Any locking mechanism?


I’m trying to write a program in which the threads may write to the same location on device memory. Will this cause inconsistency? Do I need to use some locking mechanism? Thank you!

Yes, it will cause inconsistencies, the order in which blocks are executed is undefined. By the same note, there is no way to implement a locking mechanism. Depending on what you are doing, the atomic integer operations may make your algorithm possible, although they are only available on the newer (and slower) 8600 and 8500 cards.

If you could describe what you are trying to do, someone may have a suggestion how to implement it without require multiple writes to the same memory location.

I’m trying to do something like this:

there is a global array, say temp[k].

Every thread do it’s own work, and update some certain elements in this array. Different threads may be updating the same element. Is there any way to do this? Thanks!

for setting a byte you just write until the read is equal to the value you want. Don’t think this will work for operations like additions etc. So if all threads create same value you will be fine. Also I think performance will be bad for global memory.

Thank you very much. Yeath, I AM doing something like addition. So there’s no locking functions that I can use?

It was discussed here and is very slow for global memory.


Hi, Thank you very much. Your discussion is very helpful. You mentioned that it is very slow for global memory. Did you finally use this mechanism? Or isn’t there a feasible solution for this problem?

I have not used any collision write techniques, just discussed them as they could get one out of a difficult situation and should work according to the spec.
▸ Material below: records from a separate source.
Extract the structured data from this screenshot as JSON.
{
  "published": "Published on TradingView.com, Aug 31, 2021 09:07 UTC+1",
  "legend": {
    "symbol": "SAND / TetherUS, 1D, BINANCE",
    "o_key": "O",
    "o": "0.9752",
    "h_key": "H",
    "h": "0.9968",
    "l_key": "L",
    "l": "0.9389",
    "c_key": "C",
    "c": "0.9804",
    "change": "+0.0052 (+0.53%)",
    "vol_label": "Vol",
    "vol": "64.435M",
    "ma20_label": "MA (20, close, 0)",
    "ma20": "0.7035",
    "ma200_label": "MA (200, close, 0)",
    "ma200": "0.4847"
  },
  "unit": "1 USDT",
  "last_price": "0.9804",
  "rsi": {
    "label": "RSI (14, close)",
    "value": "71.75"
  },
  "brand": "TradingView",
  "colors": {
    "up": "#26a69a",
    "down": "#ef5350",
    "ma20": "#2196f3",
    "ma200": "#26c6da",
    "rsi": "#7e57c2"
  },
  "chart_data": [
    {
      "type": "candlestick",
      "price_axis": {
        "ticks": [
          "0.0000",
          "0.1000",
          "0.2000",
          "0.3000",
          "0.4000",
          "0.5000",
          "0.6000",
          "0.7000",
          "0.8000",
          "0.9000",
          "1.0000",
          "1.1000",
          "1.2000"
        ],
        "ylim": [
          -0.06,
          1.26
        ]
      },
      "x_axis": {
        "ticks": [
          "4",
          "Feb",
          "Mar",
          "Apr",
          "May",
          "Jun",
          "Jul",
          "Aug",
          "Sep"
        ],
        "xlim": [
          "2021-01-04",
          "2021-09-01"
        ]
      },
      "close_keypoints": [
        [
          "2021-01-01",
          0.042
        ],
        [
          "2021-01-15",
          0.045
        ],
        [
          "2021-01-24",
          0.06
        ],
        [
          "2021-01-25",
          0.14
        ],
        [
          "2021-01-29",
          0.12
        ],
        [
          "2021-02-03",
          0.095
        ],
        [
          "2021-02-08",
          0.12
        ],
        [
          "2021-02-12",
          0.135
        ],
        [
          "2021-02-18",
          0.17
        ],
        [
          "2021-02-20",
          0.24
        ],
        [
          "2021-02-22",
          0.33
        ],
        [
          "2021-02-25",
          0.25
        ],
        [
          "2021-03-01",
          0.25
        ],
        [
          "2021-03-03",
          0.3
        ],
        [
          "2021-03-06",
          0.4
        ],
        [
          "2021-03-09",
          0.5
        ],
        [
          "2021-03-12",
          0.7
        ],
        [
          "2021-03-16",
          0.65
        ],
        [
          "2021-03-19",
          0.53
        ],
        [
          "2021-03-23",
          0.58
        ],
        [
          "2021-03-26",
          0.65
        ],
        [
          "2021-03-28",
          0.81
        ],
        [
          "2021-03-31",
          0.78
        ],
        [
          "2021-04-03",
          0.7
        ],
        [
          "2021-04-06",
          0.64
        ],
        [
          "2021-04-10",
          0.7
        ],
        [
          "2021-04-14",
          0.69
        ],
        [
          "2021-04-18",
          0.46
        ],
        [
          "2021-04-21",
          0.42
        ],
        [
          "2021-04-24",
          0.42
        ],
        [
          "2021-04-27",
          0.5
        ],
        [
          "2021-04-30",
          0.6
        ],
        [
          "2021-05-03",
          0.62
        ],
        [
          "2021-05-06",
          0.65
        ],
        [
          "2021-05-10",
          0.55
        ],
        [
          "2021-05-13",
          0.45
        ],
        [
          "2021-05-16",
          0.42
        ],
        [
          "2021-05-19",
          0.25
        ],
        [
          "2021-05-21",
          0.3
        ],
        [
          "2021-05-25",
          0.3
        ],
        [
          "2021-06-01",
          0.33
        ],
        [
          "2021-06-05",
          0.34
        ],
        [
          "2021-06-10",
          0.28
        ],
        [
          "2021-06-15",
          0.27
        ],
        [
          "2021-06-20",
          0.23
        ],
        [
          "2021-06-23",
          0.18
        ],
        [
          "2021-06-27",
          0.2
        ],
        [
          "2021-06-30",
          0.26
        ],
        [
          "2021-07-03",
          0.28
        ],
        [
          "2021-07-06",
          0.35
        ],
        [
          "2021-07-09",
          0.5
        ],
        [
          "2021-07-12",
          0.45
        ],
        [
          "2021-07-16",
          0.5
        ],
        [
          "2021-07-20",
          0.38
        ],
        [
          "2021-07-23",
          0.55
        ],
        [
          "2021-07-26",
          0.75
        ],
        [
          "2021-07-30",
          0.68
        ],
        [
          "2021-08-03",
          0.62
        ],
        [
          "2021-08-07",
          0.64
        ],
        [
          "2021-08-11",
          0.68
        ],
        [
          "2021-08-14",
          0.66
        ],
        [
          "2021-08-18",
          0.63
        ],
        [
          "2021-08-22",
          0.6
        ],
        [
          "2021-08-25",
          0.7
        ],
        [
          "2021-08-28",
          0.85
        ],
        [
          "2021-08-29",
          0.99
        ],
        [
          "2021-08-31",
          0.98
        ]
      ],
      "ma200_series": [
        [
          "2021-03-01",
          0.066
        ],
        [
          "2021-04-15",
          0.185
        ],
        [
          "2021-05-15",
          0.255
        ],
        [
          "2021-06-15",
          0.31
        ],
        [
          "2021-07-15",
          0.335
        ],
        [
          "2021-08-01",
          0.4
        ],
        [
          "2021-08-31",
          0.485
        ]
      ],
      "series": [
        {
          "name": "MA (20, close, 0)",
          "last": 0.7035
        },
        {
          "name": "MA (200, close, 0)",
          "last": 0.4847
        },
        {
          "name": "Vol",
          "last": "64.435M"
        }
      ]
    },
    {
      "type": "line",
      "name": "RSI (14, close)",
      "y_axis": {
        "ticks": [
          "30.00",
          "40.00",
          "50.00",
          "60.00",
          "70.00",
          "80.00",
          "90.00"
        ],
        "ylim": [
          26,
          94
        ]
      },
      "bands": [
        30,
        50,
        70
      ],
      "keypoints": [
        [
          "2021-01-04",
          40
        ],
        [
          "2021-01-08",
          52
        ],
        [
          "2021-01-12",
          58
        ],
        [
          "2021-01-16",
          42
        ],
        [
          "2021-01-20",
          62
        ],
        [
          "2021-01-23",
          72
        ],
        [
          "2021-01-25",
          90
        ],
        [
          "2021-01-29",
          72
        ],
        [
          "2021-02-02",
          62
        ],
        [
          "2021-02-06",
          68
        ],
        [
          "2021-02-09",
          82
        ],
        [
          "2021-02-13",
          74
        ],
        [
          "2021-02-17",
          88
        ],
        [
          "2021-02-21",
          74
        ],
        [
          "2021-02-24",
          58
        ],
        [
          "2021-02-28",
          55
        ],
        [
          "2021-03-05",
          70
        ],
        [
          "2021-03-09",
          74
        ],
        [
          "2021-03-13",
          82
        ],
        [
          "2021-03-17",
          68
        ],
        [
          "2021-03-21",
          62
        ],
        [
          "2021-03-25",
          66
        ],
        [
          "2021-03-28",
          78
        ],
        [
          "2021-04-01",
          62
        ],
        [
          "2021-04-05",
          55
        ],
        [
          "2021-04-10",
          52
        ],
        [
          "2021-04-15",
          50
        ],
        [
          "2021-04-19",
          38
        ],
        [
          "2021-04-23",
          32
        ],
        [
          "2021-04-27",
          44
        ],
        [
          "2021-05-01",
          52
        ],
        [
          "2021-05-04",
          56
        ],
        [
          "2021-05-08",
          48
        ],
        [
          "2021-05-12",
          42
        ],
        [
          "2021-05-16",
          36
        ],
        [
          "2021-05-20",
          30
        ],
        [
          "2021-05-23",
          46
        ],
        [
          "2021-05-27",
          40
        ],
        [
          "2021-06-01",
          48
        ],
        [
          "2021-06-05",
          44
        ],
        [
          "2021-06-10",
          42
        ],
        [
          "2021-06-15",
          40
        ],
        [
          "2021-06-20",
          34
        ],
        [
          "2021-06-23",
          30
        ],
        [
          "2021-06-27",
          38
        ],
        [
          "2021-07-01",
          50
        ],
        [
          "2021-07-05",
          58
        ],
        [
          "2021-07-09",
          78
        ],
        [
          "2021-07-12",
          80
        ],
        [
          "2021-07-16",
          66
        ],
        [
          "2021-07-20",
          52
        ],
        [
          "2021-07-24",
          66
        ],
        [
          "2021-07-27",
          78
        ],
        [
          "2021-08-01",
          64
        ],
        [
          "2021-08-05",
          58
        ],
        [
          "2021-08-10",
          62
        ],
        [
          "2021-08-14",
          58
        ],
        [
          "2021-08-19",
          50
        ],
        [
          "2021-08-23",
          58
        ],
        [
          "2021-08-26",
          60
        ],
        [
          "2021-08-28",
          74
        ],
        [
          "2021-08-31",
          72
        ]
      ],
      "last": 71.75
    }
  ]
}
Always best to design to avoid them if possible.

If you can limit collisions to within a warp then you can forget the syncs and branch out of the write loop once done. This could significantly improve performance.

If you can afford the global memory, accumulate results for each thread separately then use parallel reduction to get your answer.



Thank you so much for your replies. My application will always have collisions, and the memory for the common components is very large, so I guess I can’t afford keeping a copy for each thread. What if I put the common elements in global memory and put a lock for each element in shared memory?

Sounds like your problem is quite sparse, perhaps you should partition your nodes into non colliding sets and do each set sequentially - bit like the map colouring problem. Without coding up separate or hashed locks I could not comment on the performance. I suspect you would still end up with similar issues.